Opening Prayer

Holy God, We are caught in the tension of light and shadow, death and resurrection.You spoke the world into being, you illuminated the universe by your very speech, then filled the void with life. Indeed, you have filled the void of darkness and death, the empty promises of the abyss, with new life and new creation.We look to you in the space between the world and the Kingdom, longing for the fulfillment of your word in the work of the Holy Spirit and the reign of Christ, our Creator and King. Amen

John 13:31-35

31 When he had gone out, Jesus said, “Now the Son of Man has been glorified, and God has been glorified in him. 32 If God has been glorified in him,[a] God will also glorify him in himself and will glorify him at once. 33 Little children, I am with you only a little longer. You will look for me; and as I said to the Jews so now I say to you, ‘Where I am going, you cannot come.’ 34 I give you a new commandment, that you love one another. Just as I have loved you, you also should love one another. 35 By this everyone will know that you are my disciples, if you have love for one another.”

Reflection

The moving words that summarize the whole: “Having loved his own who were in the world, he loved them to the end.” As this particular passage commences, Jesus has already washed the feet of his disciples, Judas has just departed to betray him, and the rest of the disciples are in a state of confusion. At just this moment of drama and tension, Jesus’ offers these words, “I give you a new commandment, that you love one another. Just as I have loved you, you also should love one another. By this everyone will know that you are my disciples, if you have love for one another.”

Which tells us, I think, a great deal about the kind of love Jesus is talking about. This surely isn’t romantic love, nor is it simply being nice, nor is it only loving those who love you back. Think about it: when Jesus washed his disciples’ feet, Judas was there. Further, he will now demonstrate just how much God loves the world by dying for those who manifestly do not love him. Love is hard because it is self-sacrificing. It means putting the good of the other first, even when it hurts.

David Lose reflects about these pivotal verses: “I find it striking that these are the words Jesus’ leaves with his disciples. I mean, he could have said, “Go out and die with me.” Or, “keep the faith.” Or, “when I am gone go out and teach and preach to all the world.” Or, well, any number of things. But instead he offered this simple and challenging word, “love another.””

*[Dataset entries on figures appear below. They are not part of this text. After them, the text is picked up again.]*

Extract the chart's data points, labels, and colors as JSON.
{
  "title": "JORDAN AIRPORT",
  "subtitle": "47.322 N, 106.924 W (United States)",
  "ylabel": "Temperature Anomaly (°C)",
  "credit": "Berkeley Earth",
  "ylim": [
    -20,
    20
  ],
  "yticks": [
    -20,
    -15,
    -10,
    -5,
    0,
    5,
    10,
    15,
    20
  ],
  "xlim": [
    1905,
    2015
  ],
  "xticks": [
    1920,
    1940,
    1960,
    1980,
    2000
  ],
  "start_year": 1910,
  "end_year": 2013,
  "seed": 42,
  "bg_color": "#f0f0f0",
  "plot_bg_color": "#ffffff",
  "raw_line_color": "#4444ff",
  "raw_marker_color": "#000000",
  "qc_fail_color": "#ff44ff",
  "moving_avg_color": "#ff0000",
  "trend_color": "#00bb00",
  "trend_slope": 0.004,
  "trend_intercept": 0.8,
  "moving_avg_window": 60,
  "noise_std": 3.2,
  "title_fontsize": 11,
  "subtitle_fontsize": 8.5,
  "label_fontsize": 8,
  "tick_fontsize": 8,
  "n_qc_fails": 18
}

Why? Because this kind of love is the hallmark not just of God and Jesus but also of the Christian church. As in the old camp song, Jesus agrees that the whole world will know we are Christians not by our sermons or our sacraments or our festivals or our buildings or our crucifixes or our family values … but by our love. It’s just that important.

Closing Prayer: The Pivot of Hope by Walter Brueggemann

This day of dread and betrayal and denial causes a pause in our busyness.  Who would have thought that you would take this eighth son of Jesse to become the pivot of hope in our ancient memory? Who would have thought that you would take this uncredentialled Galilean rabbi to become the pivot of newness in the world?  Who would have thought that you – God of gods and Lord of lords – would fasten on such small, innocuous agents whom the world scorns to turn creation toward your newness?  As we are dazzled, give us the freedom to resituate our lives in modest, uncredentialled, vulnerable places.  We ask for freedom and courage to move out from our nicely arranged patterns of security into dangerous places of newness where we fear to go. Cross us by the cross, that we may be Easter marked. Amen.